Lors d'une réunion des responsables de la sécurité de la RDC et du Rwanda le samedi 13 février 2021 à Kigali, le conseillé spécial du chef de l'État en matière de sécurité avait prôné le bilatéralisme entre ces deux États.  

"Nous sommes venus ici pour défier le monde entier, en particulier l’occident, qui ne veut pas que nous parlons et travaillons ensemble. Nous sommes ici pour dire que nous sommes unis et que nous n’avons jamais de conflits entre nous", avait déclaré François Beya. 

Sa déclaration, sortie de son contexte, est exploitée honteusement par certaines personnalités se réclamant proches de la famille politique du chef de l'État. 
Parmi les réactions à la déclaration de François Beya qui ont fait échos, il y a celle du président a.i de l'Union pour la Démocratie et le Progrès Social (UDPS) et 1er vice-président de l'Assemblée nationale.
Jean-Marc Kabund-À-Kabund, faisant preuve d'une maladresse inouïe, avait rejeté, via les réseaux sociaux, les propos de François Beya.

"L'UDPS considère les propos de CS BEYA au Rwanda de grave et les rejette avec force.
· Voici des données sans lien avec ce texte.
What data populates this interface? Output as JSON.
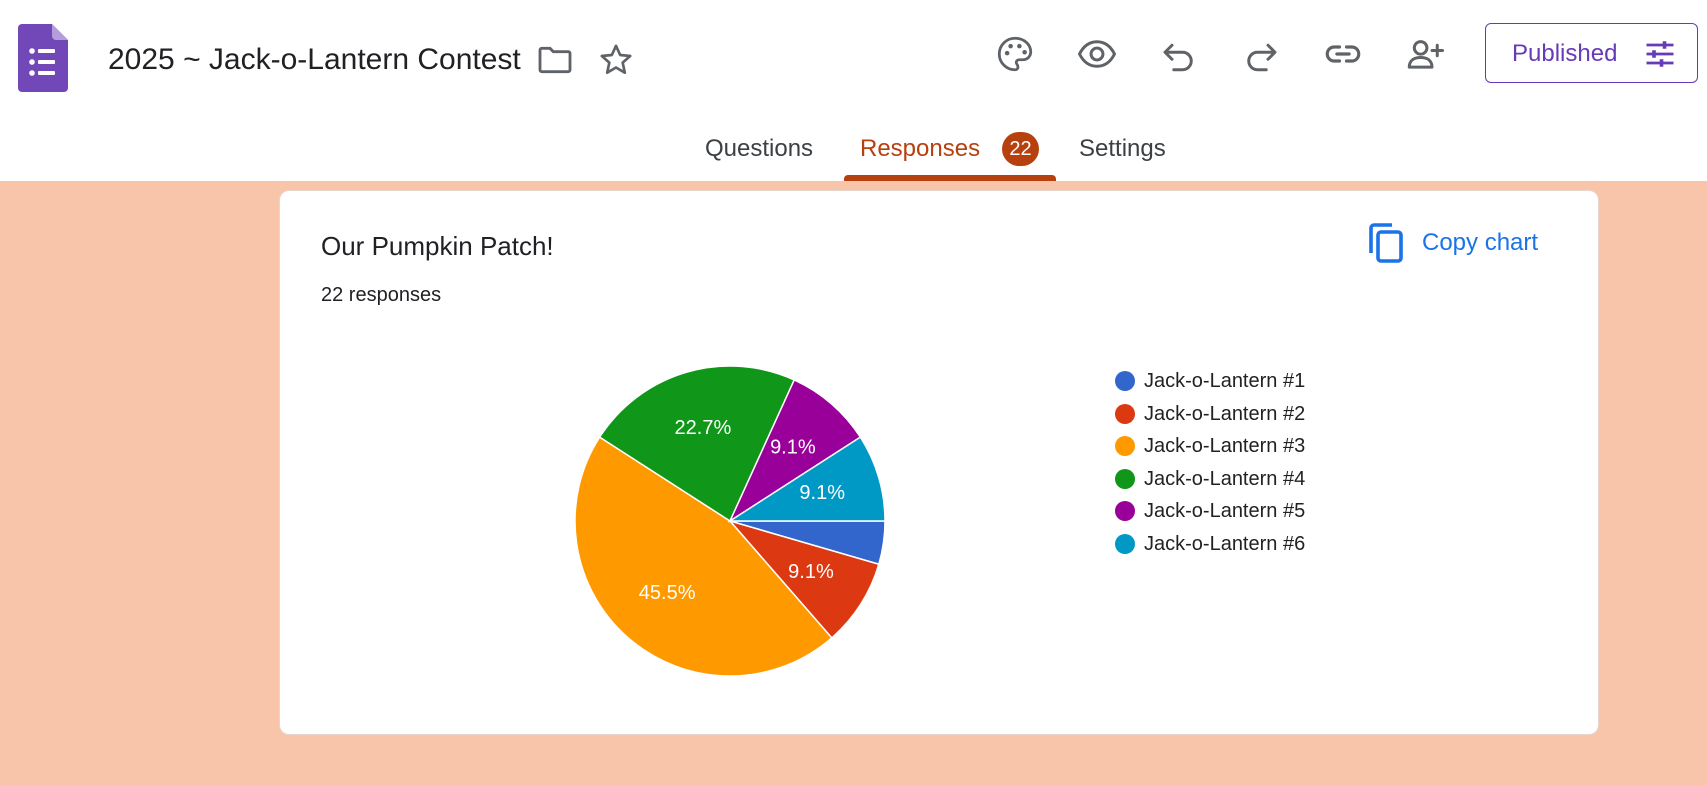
{
  "header": {
    "title": "2025 ~ Jack-o-Lantern Contest",
    "publish_label": "Published",
    "tools": [
      "palette-icon",
      "eye-icon",
      "undo-icon",
      "redo-icon",
      "link-icon",
      "add-person-icon"
    ]
  },
  "tabs": [
    {
      "label": "Questions",
      "active": false
    },
    {
      "label": "Responses",
      "active": true,
      "badge": "22"
    },
    {
      "label": "Settings",
      "active": false
    }
  ],
  "colors": {
    "accent": "#b7410e",
    "brand": "#673ab7",
    "background": "#f8c4aa",
    "link": "#1a73e8"
  },
  "card": {
    "question_title": "Our Pumpkin Patch!",
    "response_count": "22 responses",
    "copy_chart_label": "Copy chart"
  },
  "chart_data": {
    "type": "pie",
    "categories": [
      "Jack-o-Lantern #1",
      "Jack-o-Lantern #2",
      "Jack-o-Lantern #3",
      "Jack-o-Lantern #4",
      "Jack-o-Lantern #5",
      "Jack-o-Lantern #6"
    ],
    "values": [
      4.5,
      9.1,
      45.5,
      22.7,
      9.1,
      9.1
    ],
    "data_labels": [
      "",
      "9.1%",
      "45.5%",
      "22.7%",
      "9.1%",
      "9.1%"
    ],
    "colors": [
      "#3366cc",
      "#dc3912",
      "#ff9900",
      "#109618",
      "#990099",
      "#0099c6"
    ],
    "legend_position": "right"
  }
}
Ces propos qui exposent le pays ne reflètent pas la vision du chef de l'Etat qui prône le multilatéralisme comme mode de règlement des conflits mondiaux et demande à ce dernier de s'assumer", avait-il écrit ce mardi 23 février 2021 sur son compte Twitter.

Décryptage

Irresponsable et inopportune. Il n'y a pas d'autres adjectifs pour qualifier la prise de parole publique, via les réseaux sociaux, du président a.i de l'UDPS contre le conseiller spécial en matière de sécurité du président de la République. 
Ces propos de Kabund sont irresponsables car le Conseiller spécial n'était que le missi dominci du président de la République. Désavouer publiquement le messager, comme l'a fait Kabund, revient à s'attaquer au Chef de l'État lui-même. 

Plus grave, Kabund n'a pas pris le soin de contextualiser les propos du conseiller spécial lors de cette réunion de sécurité à Kigali. Que lui aurait-il coûté de se rapprocher du messager pour dissiper tout malentendu ? À la place, il est allé fanfaronné sur les réseaux sociaux.
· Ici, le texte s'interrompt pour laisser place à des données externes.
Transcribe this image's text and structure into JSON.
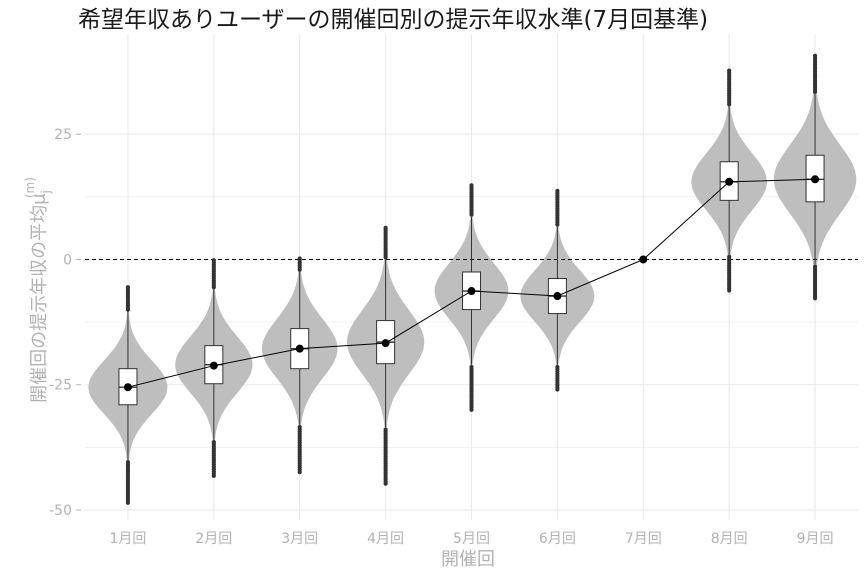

La prise de parole de Kabund interroge aussi sur son timing. Pourquoi 10 jours après ? Alors que le monde est choqué par l'attaque meurtrière dans le parc Virunga qui a coûté la vie à l'ambassadeur d'Italie, c'est le moment choisi par Kabund pour jeter l'émoi dans l'opinion.
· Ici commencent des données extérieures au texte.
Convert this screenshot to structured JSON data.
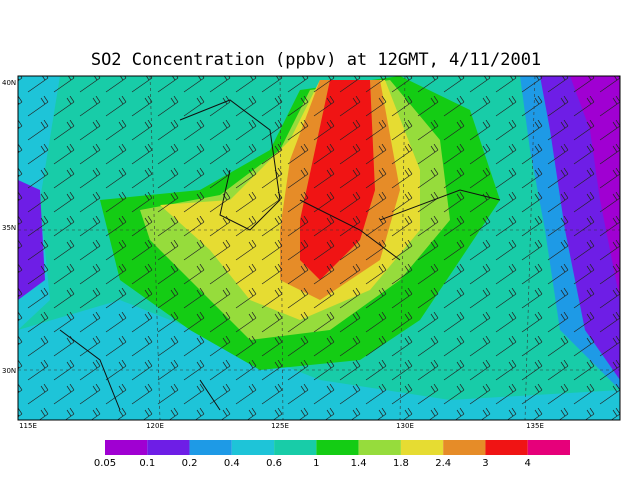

Il est curieux de voir que le président de l'UDPS cherche à déstabiliser un proche collaborateur du chef de l'État. François Beya ne nourrit aucune animosité ou inimitié envers les occidentaux, comme on veut le faire croire en sortant son message du contexte. Le bilatéralisme n'est pas à opposer au multilatéralisme. Au contraire, les deux visions se complètent.

En sa qualité de 1er vice-président de l'Assemblée nationale, Kabund doit tourner sa langue 7 fois. Il doit privilégier des canaux appropriés pour exprimer un point de vue, au lieu d'exposer les institutions de la République comme il l'a fait. La prise de parole publique exige de hauteur, de la retenue, de la réflexion et de la modération. S'abstenir si l'on n'en est dépourvu. Et la République et ses institutions s'en porteront mieux.